The article from  the Hearst syndicate of papers describes why we aren’t getting anywhere on this issue.”It’s too expensive” said Senator Patty Murray D-Wash., and the issue is a “hornet’s nest that might create backlash from doctors” according to Rep. Jim McDermott, D-Wash. I would agree it may be expensive and it’s a hornet’s nest but it is critical to the health of Americans. We’ve spent hundreds of billions of dollars on new bureaucracy of questionable value but we can’t spend a few million dollars to support regional initiatives such as The Wisconsin Collaborative for Healthcare Quality www.wchq.org and others which could change the face of healthcare by allowing patients to see how their doctors and hospitals match up on quality.
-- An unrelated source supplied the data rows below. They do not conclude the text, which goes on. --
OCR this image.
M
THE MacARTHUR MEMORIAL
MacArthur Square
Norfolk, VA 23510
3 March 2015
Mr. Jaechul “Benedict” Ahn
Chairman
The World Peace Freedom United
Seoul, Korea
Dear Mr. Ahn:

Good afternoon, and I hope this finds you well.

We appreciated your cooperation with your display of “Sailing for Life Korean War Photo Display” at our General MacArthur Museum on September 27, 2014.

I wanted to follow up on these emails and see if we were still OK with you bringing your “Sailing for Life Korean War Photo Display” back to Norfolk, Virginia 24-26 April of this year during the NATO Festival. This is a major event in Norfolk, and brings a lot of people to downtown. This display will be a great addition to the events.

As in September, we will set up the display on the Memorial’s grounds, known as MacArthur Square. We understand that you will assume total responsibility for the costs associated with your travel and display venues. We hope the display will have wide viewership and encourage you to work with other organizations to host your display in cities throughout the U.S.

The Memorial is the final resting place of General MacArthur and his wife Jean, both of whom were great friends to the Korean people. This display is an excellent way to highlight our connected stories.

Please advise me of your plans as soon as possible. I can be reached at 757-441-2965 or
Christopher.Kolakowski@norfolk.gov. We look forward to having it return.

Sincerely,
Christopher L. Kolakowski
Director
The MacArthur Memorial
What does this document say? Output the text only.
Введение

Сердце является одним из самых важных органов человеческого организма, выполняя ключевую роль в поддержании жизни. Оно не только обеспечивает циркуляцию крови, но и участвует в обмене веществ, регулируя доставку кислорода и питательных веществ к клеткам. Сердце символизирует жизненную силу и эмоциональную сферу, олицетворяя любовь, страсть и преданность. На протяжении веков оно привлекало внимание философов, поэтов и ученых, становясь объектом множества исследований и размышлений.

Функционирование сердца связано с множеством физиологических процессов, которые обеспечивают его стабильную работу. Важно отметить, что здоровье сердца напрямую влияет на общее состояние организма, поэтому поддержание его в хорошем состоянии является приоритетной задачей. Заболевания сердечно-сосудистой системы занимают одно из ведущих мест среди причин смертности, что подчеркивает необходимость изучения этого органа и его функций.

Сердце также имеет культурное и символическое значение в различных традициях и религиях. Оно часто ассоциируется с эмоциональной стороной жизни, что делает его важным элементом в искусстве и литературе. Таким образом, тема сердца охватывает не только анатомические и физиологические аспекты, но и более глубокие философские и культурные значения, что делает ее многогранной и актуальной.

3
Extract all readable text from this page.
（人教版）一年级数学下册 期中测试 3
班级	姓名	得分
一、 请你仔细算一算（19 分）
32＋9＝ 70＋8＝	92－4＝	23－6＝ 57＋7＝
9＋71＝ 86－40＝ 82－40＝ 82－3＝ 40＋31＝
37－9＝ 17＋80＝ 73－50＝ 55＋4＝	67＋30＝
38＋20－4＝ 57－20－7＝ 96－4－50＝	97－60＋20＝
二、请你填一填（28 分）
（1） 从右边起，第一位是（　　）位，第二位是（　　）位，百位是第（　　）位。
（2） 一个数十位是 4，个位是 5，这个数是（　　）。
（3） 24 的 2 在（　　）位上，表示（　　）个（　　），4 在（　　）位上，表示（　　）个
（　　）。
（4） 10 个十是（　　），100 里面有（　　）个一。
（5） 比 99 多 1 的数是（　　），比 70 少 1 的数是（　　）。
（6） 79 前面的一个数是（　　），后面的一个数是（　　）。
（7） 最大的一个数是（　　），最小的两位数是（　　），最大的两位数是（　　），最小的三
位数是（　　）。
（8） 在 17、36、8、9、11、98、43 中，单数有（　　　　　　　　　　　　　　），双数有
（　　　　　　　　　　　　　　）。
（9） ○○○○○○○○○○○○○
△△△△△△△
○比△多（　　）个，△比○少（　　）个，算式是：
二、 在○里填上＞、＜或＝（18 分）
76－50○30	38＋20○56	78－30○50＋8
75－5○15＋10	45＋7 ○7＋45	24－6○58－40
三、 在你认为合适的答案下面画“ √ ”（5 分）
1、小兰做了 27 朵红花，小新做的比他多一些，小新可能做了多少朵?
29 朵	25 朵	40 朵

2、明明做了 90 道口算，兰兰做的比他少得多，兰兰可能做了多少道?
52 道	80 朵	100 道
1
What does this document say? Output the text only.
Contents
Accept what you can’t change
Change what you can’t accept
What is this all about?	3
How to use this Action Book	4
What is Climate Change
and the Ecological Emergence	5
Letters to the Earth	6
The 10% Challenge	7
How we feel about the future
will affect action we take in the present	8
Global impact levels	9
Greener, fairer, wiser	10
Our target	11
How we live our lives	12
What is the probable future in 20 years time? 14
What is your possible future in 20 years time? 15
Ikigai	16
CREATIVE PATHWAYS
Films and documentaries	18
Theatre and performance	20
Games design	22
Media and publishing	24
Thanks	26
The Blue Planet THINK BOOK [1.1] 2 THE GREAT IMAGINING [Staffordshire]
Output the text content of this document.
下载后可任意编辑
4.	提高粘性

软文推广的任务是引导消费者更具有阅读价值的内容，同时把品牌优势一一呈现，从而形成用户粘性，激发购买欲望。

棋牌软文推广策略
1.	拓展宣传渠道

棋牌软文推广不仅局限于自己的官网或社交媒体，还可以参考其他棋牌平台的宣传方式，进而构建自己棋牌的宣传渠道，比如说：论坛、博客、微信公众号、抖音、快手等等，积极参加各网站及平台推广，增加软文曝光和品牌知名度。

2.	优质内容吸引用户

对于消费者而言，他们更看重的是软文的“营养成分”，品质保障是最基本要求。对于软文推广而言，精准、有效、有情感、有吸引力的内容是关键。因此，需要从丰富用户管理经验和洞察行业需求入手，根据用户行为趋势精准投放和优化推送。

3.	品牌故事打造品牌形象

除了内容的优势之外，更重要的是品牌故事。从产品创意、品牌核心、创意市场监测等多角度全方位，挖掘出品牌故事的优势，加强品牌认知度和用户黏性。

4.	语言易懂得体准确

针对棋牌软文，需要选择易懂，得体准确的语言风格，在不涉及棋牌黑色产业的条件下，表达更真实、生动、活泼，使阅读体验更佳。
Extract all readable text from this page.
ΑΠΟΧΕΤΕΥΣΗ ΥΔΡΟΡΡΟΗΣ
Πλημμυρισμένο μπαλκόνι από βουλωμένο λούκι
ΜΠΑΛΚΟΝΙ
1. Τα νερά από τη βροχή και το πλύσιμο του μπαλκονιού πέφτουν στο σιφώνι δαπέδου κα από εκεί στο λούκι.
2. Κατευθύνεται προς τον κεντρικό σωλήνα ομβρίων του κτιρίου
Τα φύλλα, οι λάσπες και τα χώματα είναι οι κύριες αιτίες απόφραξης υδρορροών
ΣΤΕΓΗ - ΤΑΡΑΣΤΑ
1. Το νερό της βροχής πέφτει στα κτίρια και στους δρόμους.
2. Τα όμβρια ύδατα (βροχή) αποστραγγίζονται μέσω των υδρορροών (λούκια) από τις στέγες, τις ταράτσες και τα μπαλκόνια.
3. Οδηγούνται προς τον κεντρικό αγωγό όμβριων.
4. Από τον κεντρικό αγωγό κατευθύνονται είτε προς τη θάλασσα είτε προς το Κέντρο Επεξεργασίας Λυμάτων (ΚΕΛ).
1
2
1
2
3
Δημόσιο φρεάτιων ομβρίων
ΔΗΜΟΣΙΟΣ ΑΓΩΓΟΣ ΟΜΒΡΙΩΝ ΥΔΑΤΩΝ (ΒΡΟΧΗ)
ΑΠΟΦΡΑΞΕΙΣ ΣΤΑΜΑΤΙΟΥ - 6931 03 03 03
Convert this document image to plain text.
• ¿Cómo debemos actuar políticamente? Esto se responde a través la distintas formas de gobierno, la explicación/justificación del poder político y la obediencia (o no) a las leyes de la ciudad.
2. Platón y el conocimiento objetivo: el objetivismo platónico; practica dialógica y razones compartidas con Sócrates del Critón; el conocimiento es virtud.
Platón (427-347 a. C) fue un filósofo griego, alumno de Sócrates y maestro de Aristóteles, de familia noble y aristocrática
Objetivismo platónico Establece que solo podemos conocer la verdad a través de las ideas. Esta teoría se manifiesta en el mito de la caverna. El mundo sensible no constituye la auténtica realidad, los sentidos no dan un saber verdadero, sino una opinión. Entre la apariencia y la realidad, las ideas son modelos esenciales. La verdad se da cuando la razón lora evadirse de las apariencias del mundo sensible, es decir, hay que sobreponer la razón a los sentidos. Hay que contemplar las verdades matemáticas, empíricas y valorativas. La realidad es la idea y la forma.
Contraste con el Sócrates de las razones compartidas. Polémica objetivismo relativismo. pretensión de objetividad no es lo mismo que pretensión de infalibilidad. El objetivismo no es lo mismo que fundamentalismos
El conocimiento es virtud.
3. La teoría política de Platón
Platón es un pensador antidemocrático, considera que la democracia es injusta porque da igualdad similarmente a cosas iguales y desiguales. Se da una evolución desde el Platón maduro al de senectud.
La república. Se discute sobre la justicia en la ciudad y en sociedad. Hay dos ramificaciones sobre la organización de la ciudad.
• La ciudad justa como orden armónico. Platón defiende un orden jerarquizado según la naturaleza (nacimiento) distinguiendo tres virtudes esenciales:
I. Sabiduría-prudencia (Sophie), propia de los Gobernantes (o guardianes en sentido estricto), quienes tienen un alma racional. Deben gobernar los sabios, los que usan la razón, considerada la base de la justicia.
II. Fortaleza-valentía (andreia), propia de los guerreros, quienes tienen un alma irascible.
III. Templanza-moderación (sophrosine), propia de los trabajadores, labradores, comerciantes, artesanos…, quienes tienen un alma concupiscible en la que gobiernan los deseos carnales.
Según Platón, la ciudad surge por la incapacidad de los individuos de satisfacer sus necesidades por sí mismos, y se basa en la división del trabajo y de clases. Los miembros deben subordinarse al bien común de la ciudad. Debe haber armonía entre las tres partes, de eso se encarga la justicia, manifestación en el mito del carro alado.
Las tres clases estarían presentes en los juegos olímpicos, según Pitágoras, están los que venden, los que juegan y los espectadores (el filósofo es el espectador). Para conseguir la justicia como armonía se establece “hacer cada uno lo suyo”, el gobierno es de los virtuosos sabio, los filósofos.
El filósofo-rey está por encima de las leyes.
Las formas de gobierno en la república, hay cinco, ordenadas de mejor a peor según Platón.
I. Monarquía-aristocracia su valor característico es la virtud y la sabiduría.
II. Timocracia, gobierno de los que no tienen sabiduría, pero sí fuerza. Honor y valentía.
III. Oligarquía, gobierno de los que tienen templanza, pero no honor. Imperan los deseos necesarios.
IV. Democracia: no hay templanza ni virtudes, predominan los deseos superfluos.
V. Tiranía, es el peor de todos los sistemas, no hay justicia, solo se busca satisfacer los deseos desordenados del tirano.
The simple policy platform we advocated for years is:

1. Transparency of healthcare performance on quality and cost

2. Redesigning patient care to remove waste using a quality improvement methodology called lean healthcare

3. Redesigning payment systems to reward value

When we examine the recently passed healthcare legislation there is very little about quality,almost nothing about public reporting of physician performance, and payment reform appears 5-10 years down the road as we exhaustively study changes in reimbursement through formation of ACOs and medical homes.We believe transparency now, in addition to removing Medicare penalties for innovative care redesign now, would lead to huge cost savings in healthcare, now. We can’t wait for 10 years for these things to happen, if we do we will be broke as a nation and our patients still won’t know where to go to get the best care.